Garcilaso de la Vega, the "Inca," was born Gomez Suarez de Figueroa in Cuzco on April 12th, 1539. His father was the prominent conquistador captain Sebastian Garcilaso de la Vega y Vargas. His mother was Isabel Suarez Chimpu Ocllo, niece of Inca Huaina Capac and concubine to the Spanish captain. Her status as Inca princess and mother of his first-born son did not prevent Sebastian Garcilaso from later marrying a well-born Spanish woman (dona Luisa Martel, who was only four years older than Gomez) and marrying Isabel off to a commoner (Juan del Pedroche). Their son was thus one of the first Peruvian mestizos, and both sides of the family took care to ensure that he was exposed to the traditions of their respective cultures. He learned first Quechua and then Spanish before embarking on an elementary study of Latin in Cuzco. The first volume of this history recounts the origins and rise of the Inca empire, using accounts sent by native friends in Peru as well as Garcilaso's own childhood memories which were filled with stories handed down by Inca relatives. Again, the overall impression conveyed by the work is that the Incas ruled their realm wisely and well, on the classical model of pagan Rome. Their only real flaw was their unwitting idolatry, and Garcilaso lauded Spanish attempts at proselytization. His message, however, was clear: the Incas were a noble people deserving to be treated with respect and perhaps allowed a role in the governance of their own territories. With the publication of the Florida, Garcilaso's attention returned to the New World. For years he had collaborated with Gonzalo Silvestre, a survivor of de Soto's expedition to what are now the southeastern United States, to give an epic account of that voyage. Garcilaso's narrative used classical allusions to at once make the conquistadors into heroic figures and depict the Indians as noble pagans analogous to the ancient Romans and Greeks.

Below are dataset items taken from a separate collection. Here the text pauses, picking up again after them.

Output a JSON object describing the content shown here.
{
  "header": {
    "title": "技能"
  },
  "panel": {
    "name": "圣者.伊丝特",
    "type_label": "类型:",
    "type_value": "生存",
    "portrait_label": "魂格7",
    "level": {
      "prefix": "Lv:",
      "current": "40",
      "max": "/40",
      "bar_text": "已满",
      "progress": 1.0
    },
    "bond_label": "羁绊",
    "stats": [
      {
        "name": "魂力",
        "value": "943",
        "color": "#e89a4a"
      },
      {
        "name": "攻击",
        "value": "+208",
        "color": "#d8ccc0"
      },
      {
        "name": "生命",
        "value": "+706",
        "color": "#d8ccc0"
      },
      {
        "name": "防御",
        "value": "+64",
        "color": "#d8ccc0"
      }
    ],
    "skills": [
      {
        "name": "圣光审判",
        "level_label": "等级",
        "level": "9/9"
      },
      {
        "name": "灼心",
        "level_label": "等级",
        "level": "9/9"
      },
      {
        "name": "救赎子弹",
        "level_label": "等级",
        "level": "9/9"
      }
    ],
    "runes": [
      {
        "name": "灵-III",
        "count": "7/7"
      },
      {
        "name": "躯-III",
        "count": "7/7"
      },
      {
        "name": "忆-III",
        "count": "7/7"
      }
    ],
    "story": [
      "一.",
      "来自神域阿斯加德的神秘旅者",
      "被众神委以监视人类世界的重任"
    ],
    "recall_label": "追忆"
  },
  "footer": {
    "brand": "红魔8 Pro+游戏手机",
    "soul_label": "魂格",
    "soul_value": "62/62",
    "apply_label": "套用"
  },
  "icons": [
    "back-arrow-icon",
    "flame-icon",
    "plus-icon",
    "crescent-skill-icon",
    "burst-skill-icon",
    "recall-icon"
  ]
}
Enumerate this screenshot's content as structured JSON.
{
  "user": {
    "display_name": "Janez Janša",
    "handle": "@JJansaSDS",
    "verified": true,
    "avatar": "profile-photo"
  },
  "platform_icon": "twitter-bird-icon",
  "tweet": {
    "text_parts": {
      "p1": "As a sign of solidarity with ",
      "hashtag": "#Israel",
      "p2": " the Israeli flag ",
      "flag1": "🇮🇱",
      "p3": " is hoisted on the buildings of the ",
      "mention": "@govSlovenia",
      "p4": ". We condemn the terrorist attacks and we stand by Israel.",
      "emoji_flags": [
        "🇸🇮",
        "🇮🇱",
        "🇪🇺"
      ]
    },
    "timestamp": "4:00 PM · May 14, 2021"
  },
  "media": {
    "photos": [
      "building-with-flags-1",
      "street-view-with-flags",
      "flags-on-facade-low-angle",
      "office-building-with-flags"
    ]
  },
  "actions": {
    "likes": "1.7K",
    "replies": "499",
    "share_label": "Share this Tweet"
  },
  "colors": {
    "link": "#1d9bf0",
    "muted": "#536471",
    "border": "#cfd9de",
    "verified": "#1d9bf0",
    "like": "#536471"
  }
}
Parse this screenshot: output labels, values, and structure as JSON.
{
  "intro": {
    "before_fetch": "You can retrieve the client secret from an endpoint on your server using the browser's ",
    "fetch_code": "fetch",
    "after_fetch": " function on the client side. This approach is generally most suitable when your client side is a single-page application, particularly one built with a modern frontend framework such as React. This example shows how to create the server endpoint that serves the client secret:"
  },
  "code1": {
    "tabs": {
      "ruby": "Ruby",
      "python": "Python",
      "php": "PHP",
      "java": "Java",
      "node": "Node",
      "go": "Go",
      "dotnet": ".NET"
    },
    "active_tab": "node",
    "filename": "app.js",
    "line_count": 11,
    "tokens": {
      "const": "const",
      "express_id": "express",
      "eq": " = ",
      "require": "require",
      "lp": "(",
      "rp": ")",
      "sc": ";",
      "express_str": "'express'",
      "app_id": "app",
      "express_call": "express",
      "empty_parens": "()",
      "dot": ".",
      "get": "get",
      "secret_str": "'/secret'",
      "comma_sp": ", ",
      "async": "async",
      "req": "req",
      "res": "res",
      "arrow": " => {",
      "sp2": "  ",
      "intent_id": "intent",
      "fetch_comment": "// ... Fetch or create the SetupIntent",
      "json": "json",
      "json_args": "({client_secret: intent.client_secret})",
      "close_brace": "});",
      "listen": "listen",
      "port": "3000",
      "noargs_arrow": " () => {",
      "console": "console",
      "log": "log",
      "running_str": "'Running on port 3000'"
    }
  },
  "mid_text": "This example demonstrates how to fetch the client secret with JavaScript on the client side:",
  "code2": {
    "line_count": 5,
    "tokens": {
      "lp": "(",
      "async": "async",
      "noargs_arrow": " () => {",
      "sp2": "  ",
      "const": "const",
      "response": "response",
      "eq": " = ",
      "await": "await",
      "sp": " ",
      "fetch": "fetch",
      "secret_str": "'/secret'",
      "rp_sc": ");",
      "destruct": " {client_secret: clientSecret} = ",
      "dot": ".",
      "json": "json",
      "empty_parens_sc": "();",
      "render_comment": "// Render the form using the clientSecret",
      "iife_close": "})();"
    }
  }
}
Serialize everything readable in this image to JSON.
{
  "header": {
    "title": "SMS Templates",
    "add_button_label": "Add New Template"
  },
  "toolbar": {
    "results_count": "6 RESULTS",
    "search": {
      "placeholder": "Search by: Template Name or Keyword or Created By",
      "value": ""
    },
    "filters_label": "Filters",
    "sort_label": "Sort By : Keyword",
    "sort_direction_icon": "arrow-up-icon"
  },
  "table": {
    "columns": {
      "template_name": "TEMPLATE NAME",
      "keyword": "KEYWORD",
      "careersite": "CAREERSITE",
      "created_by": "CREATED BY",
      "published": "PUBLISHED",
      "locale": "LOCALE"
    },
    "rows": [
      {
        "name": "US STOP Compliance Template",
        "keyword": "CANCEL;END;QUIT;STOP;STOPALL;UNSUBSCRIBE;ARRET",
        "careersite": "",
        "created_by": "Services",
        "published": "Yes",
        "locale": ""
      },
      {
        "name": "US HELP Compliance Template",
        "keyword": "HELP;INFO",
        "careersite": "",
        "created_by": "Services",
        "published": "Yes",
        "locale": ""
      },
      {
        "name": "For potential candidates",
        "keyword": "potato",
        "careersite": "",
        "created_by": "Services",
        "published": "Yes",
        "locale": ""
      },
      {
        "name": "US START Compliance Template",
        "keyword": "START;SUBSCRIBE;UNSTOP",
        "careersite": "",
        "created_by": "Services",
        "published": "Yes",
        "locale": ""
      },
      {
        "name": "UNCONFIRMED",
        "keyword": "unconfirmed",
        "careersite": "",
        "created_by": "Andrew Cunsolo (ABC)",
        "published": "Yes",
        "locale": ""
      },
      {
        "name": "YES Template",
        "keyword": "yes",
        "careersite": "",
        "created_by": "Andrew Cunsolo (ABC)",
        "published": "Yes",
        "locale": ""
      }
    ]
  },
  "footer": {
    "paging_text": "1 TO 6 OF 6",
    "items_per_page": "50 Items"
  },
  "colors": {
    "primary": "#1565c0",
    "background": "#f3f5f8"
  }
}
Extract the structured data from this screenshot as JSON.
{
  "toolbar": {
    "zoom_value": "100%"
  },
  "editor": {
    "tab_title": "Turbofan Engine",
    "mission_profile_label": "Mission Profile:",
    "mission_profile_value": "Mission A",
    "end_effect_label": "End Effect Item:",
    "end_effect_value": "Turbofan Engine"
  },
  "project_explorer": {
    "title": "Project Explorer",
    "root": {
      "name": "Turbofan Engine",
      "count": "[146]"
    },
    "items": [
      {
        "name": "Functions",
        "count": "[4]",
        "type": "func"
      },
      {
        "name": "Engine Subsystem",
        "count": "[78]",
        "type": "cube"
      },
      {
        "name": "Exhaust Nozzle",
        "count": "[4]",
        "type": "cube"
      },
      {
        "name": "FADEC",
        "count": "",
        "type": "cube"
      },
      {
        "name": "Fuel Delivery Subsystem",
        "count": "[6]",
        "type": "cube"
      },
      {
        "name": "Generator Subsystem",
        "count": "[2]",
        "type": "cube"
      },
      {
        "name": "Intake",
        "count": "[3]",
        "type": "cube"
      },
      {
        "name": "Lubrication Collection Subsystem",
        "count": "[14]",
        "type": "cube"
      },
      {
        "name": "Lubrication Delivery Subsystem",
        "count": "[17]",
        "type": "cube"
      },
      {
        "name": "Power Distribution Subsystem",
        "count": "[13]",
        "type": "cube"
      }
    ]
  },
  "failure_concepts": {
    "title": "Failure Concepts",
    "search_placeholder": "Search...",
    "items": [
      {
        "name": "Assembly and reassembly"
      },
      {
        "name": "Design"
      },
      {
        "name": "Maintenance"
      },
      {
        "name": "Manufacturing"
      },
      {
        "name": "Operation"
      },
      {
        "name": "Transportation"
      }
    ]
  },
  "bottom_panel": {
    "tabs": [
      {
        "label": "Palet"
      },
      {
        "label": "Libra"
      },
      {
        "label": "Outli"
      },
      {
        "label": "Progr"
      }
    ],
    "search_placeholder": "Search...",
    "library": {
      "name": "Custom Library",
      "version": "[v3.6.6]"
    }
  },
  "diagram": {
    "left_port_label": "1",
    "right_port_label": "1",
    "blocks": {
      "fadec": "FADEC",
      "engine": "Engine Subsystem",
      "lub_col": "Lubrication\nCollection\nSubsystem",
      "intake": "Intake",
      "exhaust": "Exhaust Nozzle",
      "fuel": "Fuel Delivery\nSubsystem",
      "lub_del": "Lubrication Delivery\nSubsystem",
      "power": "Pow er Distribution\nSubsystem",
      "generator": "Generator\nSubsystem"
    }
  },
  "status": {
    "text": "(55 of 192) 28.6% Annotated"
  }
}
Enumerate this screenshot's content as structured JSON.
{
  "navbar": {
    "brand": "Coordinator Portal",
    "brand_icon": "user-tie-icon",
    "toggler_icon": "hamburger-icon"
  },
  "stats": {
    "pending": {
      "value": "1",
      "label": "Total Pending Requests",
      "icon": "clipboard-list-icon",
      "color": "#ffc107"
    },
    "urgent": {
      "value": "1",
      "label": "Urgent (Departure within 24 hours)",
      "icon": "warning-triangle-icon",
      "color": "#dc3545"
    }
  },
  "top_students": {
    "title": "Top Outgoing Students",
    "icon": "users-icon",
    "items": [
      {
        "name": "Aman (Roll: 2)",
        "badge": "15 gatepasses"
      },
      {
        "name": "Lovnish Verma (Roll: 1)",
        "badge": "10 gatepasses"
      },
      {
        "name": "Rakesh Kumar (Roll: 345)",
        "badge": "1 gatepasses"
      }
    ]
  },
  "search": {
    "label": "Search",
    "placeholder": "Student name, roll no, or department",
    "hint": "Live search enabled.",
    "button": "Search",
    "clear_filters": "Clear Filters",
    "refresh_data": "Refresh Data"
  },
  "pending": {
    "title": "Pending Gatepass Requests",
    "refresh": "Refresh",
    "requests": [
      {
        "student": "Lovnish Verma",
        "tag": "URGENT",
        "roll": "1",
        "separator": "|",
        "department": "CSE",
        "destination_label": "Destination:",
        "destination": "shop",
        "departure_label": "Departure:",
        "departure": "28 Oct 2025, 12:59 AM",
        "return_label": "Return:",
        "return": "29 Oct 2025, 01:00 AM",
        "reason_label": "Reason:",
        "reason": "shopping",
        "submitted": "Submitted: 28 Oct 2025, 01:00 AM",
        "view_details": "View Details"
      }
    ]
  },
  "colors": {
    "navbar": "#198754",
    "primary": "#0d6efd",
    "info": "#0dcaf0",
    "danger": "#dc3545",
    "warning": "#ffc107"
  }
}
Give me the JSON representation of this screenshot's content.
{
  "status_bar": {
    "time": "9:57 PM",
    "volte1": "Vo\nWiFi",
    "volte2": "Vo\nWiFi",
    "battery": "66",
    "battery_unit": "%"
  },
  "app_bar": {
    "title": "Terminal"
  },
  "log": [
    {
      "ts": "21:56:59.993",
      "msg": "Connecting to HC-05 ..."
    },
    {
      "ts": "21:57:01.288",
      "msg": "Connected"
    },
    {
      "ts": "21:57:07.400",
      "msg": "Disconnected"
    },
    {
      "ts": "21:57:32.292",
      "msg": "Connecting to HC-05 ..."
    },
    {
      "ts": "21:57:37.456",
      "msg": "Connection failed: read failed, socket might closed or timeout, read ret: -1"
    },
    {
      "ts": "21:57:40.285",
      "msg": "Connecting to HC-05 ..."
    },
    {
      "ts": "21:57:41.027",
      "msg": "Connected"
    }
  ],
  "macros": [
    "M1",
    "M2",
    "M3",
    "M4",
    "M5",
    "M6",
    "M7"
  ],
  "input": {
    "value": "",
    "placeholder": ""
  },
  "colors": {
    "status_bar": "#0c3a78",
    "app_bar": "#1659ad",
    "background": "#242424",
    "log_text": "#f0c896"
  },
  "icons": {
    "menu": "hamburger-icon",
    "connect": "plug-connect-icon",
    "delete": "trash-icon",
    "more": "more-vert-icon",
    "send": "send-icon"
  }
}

The Explorers Club is an American-based international multidisciplinary professional society with the goal of promoting scientific exploration and field study. The club was founded in New York City, and has served as a meeting point for explorers and scientists worldwide. In 1904, a group of men active in exploration met at the request of Henry Collins Walsh, to form an organization to unite explorers in the bonds of good fellowship and to promote the work of exploration by every means in its power. Among these men were Adolphus Greely, Donaldson Smith, Henry Collins Walsh, Carl Lumholtz, Marshall Saville, Frederick Dellenbaugh, and David Brainard. After several further informal meetings, The Explorers Club was incorporated on October 25, 1905. Women were first admitted in 1981, with a class including Sylvia Earle and Kathryn Sullivan.

Condition:

Explorers Club book plate to front pastedowns, bind-stamps to titles, maps and occasionally elsewhere, in numerals to first leaf of text, faint damp stain to upper margin of volume two, some wear to joints and rubbing to extremities else a very good set.